Prove that the above definition is right, i.e. it holds that $Xw^\star = Py$ where $w^\star = \text{argmin}_{w: (Xw - y)^\top Y = 0} \|Xw - y\|_2$.
Edit: originally, the formula above erroneously had a min instead of an argmin.
I do recognize this has the feel of very standard material, but for some reason I can't find it. It's OK if you could just name a reference. I don't know if this makes a huge difference, but I need the case where the matrix $Y^\top X$ need not be invertible (hence the pseudo-inverse).

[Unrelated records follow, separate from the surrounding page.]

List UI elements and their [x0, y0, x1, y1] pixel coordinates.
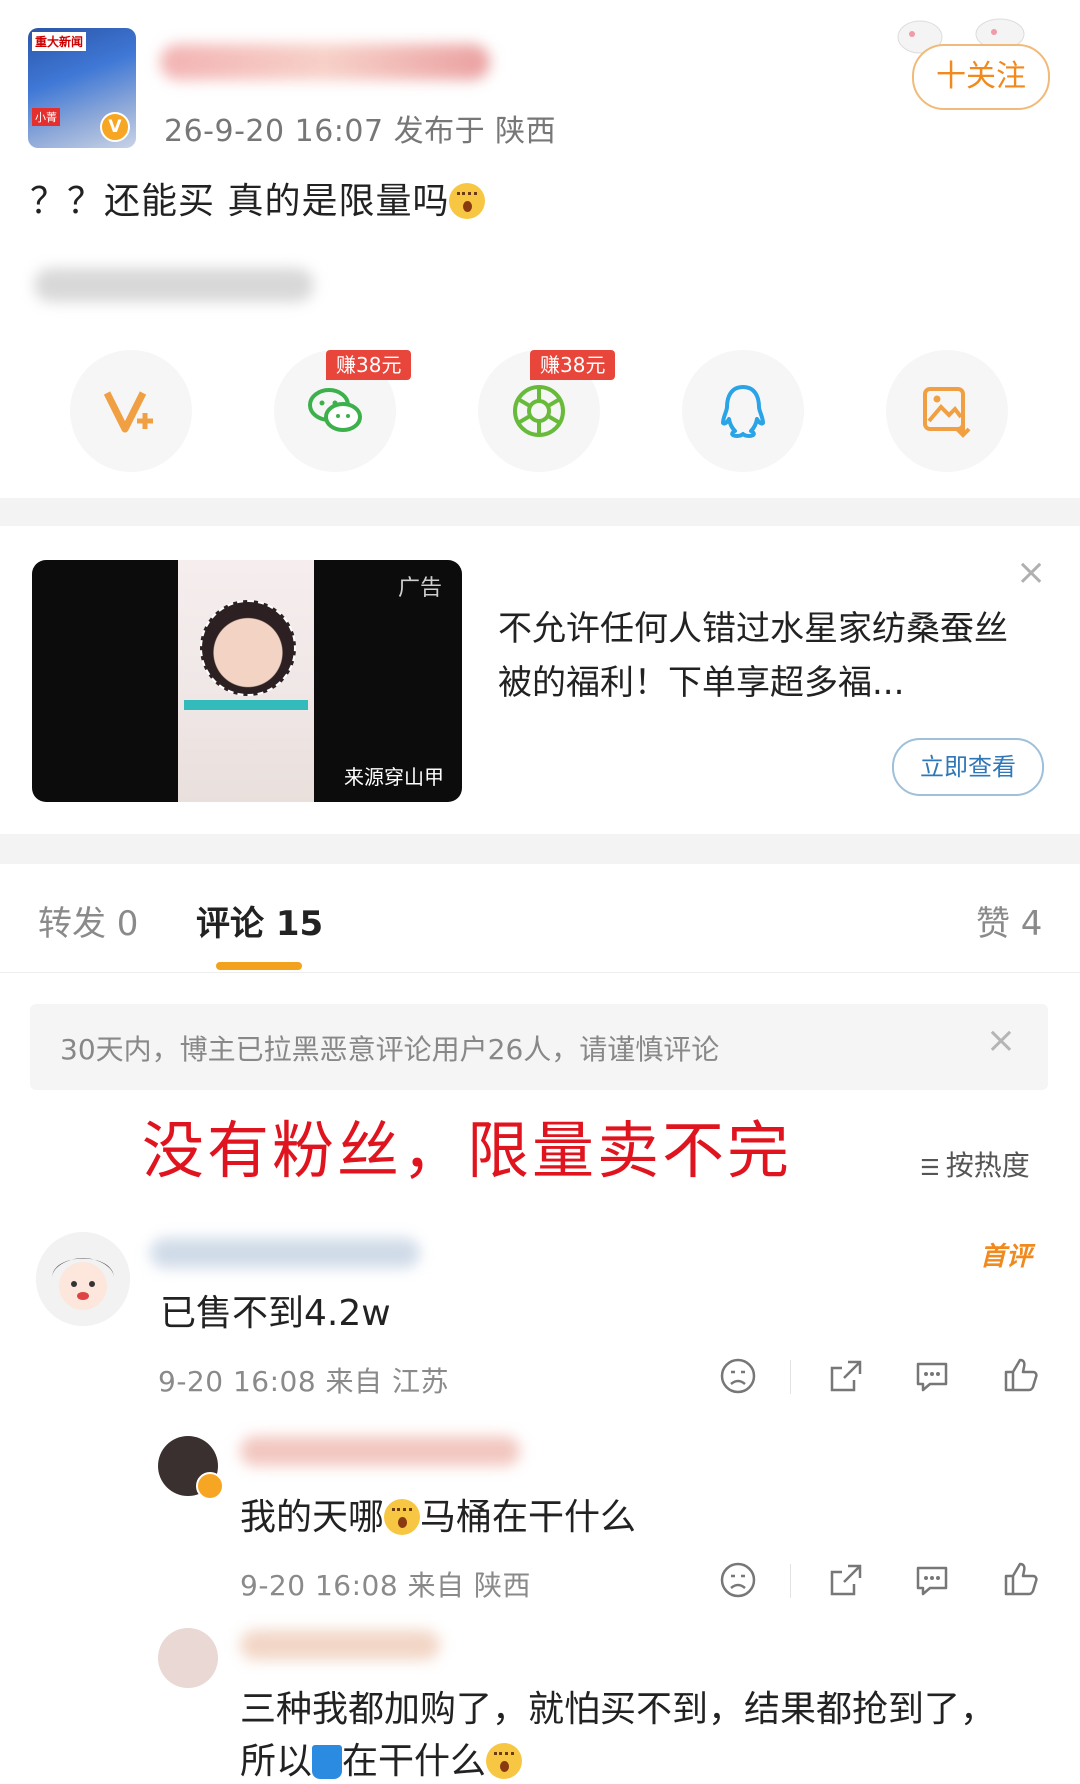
ad-close-icon[interactable]: × — [1016, 552, 1046, 593]
reply-text-part2: 在干什么 — [342, 1741, 487, 1782]
verified-badge-icon — [196, 1472, 224, 1500]
section-divider — [0, 834, 1080, 864]
section-divider — [0, 498, 1080, 526]
dislike-icon[interactable] — [718, 1560, 758, 1600]
action-divider — [790, 1360, 791, 1394]
commenter-name-redacted[interactable] — [150, 1238, 420, 1268]
first-comment-tag: 首评 — [980, 1242, 1033, 1272]
wechat-icon — [308, 388, 362, 432]
ad-title[interactable]: 不允许任何人错过水星家纺桑蚕丝被的福利！下单享超多福... — [498, 602, 1038, 710]
verified-badge-icon: V — [100, 112, 130, 142]
tab-repost[interactable]: 转发 0 — [38, 896, 138, 945]
reply-text-part1: 我的天哪 — [240, 1497, 385, 1538]
reply-text-line2: 所以 在干什么 — [240, 1732, 523, 1784]
reply-text: 三种我都加购了，就怕买不到，结果都抢到了， — [240, 1689, 997, 1730]
author-avatar[interactable]: 重大新闻 小菁 V — [28, 28, 136, 148]
dislike-icon[interactable] — [718, 1356, 758, 1396]
comment-notice-banner: 30天内，博主已拉黑恶意评论用户26人，请谨慎评论 × — [30, 1004, 1048, 1090]
reply-name-redacted[interactable] — [240, 1436, 520, 1466]
avatar-tag-news: 重大新闻 — [32, 32, 87, 51]
reply-icon[interactable] — [912, 1356, 952, 1396]
reply-text: 我的天哪 马桶在干什么 — [240, 1488, 636, 1540]
ad-person-image — [200, 600, 296, 696]
post-text-content: ？？还能买 真的是限量吗 — [30, 181, 450, 222]
tab-divider — [0, 972, 1080, 973]
follow-button[interactable]: 十关注 — [912, 44, 1050, 110]
comment-meta: 9-20 16:08 来自 江苏 — [158, 1365, 449, 1398]
ad-video-frame — [178, 560, 314, 802]
notice-text: 30天内，博主已拉黑恶意评论用户26人，请谨慎评论 — [60, 1033, 720, 1066]
ad-cta-button[interactable]: 立即查看 — [892, 738, 1044, 796]
author-name-redacted[interactable] — [160, 44, 490, 80]
tab-comment[interactable]: 评论 15 — [196, 896, 323, 945]
sort-icon: ☰ — [920, 1156, 940, 1181]
share-qq-button[interactable] — [682, 350, 804, 472]
qq-icon — [721, 385, 765, 438]
reply-icon[interactable] — [912, 1560, 952, 1600]
share-icon[interactable] — [826, 1560, 866, 1600]
like-icon[interactable] — [1000, 1354, 1040, 1394]
reply-name-redacted[interactable] — [240, 1630, 440, 1660]
comment-text: 已售不到4.2w — [160, 1293, 391, 1334]
reply-text-part1: 所以 — [240, 1741, 313, 1782]
surprised-emoji-icon — [449, 183, 486, 219]
reply-text-part2: 马桶在干什么 — [420, 1497, 637, 1538]
ad-label: 广告 — [397, 576, 442, 601]
avatar-tag-small: 小菁 — [32, 108, 60, 126]
reply-avatar[interactable] — [158, 1628, 218, 1688]
moments-icon — [513, 385, 565, 437]
post-meta: 26-9-20 16:07 发布于 陕西 — [164, 114, 557, 149]
save-image-button[interactable] — [886, 350, 1008, 472]
earn-badge-moments: 赚38元 — [530, 350, 616, 380]
share-v-plus-button[interactable] — [70, 350, 192, 472]
notice-close-icon[interactable]: × — [986, 1020, 1016, 1061]
surprised-emoji-icon — [384, 1499, 421, 1535]
action-divider — [790, 1564, 791, 1598]
earn-badge-wechat: 赚38元 — [326, 350, 412, 380]
cartoon-avatar-icon — [36, 1232, 130, 1326]
save-image-icon — [923, 387, 971, 438]
share-icon[interactable] — [826, 1356, 866, 1396]
ad-source: 来源穿山甲 — [344, 765, 444, 789]
v-plus-icon — [103, 391, 153, 433]
redacted-line — [34, 268, 314, 302]
ad-thumbnail[interactable]: 广告 来源穿山甲 — [32, 560, 462, 802]
like-icon[interactable] — [1000, 1558, 1040, 1598]
overlay-caption: 没有粉丝，限量卖不完 — [142, 1114, 793, 1187]
sort-label: 按热度 — [945, 1149, 1030, 1182]
commenter-avatar[interactable] — [36, 1232, 130, 1326]
post-text: ？？还能买 真的是限量吗 — [30, 172, 486, 224]
active-tab-indicator — [216, 962, 302, 970]
reply-meta: 9-20 16:08 来自 陕西 — [240, 1569, 531, 1602]
tab-like[interactable]: 赞 4 — [976, 896, 1042, 945]
sort-toggle[interactable]: ☰ 按热度 — [920, 1144, 1030, 1184]
ad-video-subtitle — [184, 700, 308, 710]
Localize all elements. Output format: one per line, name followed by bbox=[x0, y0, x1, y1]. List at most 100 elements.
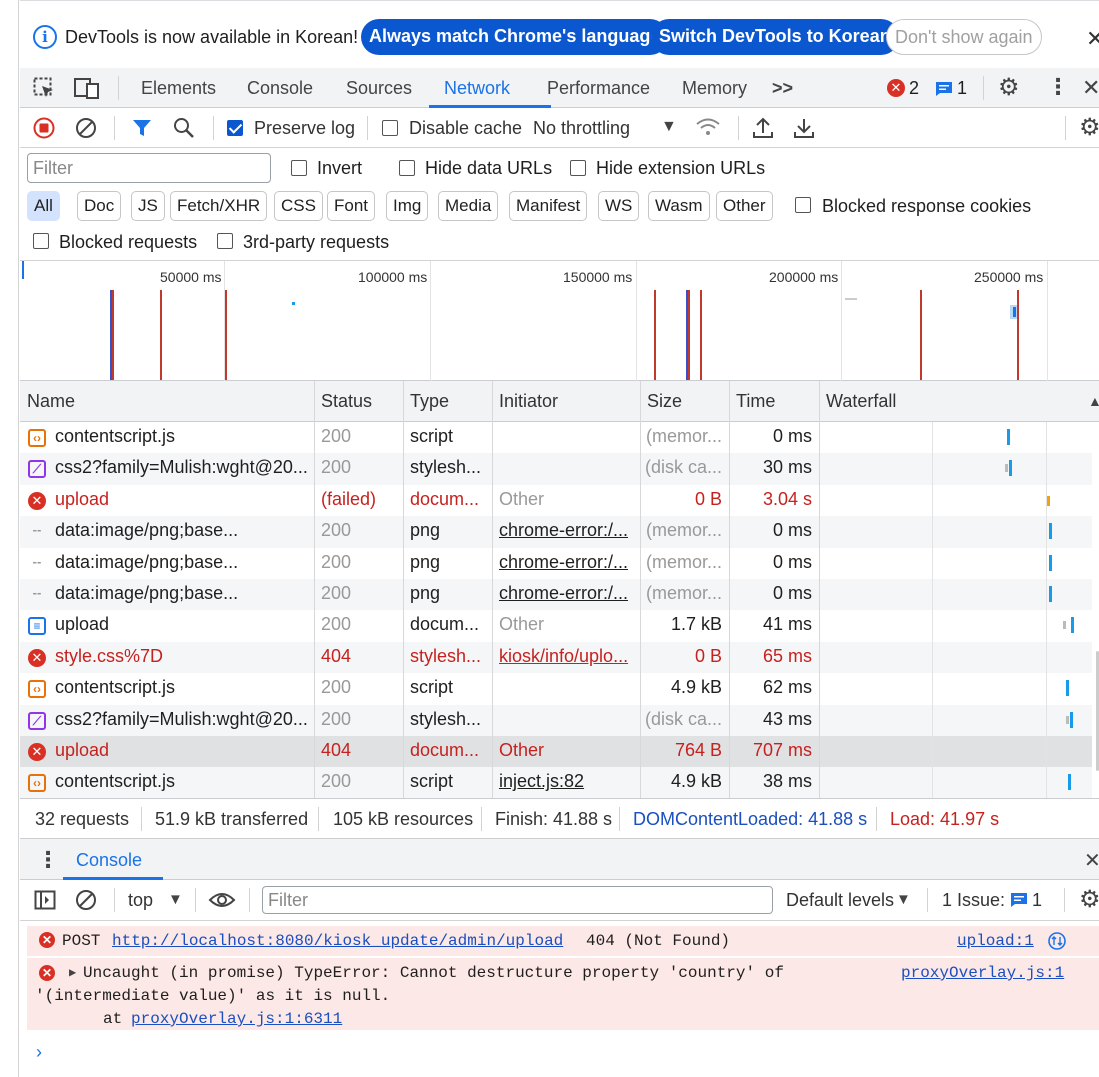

Ok, I do accept that calling the matrix $P$ an oblique projection requires that $\text{range}(X)$ and $\text{range}(Y)^\perp$ are complementary subspaces. Even given this, $Y^\top X$ may still not be invertible (consider $X=Y$ and $X$ has linearly dependent columns).
Also, if we forget the geometry, it is still a legitimate question to ask, in terms of pure algebra, if $Xw^\star = Py$ for the given definition of $w^\star$, for any matrices $X$, $Y$.
I am interested in this case because the question comes from an application where the matrices involved are estimated from samples and the task is to show that even when the inverse doesn't exist, the formula $X (Y^\top X)^\dagger Y^\top$ still solves the optimization as mentioned above.
I have realized that the optimization given above may not be the obvious way to ask the question - the solution $X w^\star$ is already defined by just the fact that $(Xw^\star - y)^\top Y$ has to vanish, even without any optimization.
Now, I'm trying to prove the following things suggested by Marc van Leeuwen below.
- $Pw = w$ for $w \in \text{range}(X)$. This is equivalent to saying $\forall b. PXb = Xb$, or $X(Y^\top X)^\dagger (X^\top Y) = X$. But where do I go from here? I can't just cancel the terms because $(Y^\top X)^\dagger (X^\top Y)$ isn't necessarily the identity.
- $Pw=0$ for $w \perp \text{range}(Y)$. This is obvious since $Y^\top w = 0$.
Also, I don't see how 1 and 2 should imply the result.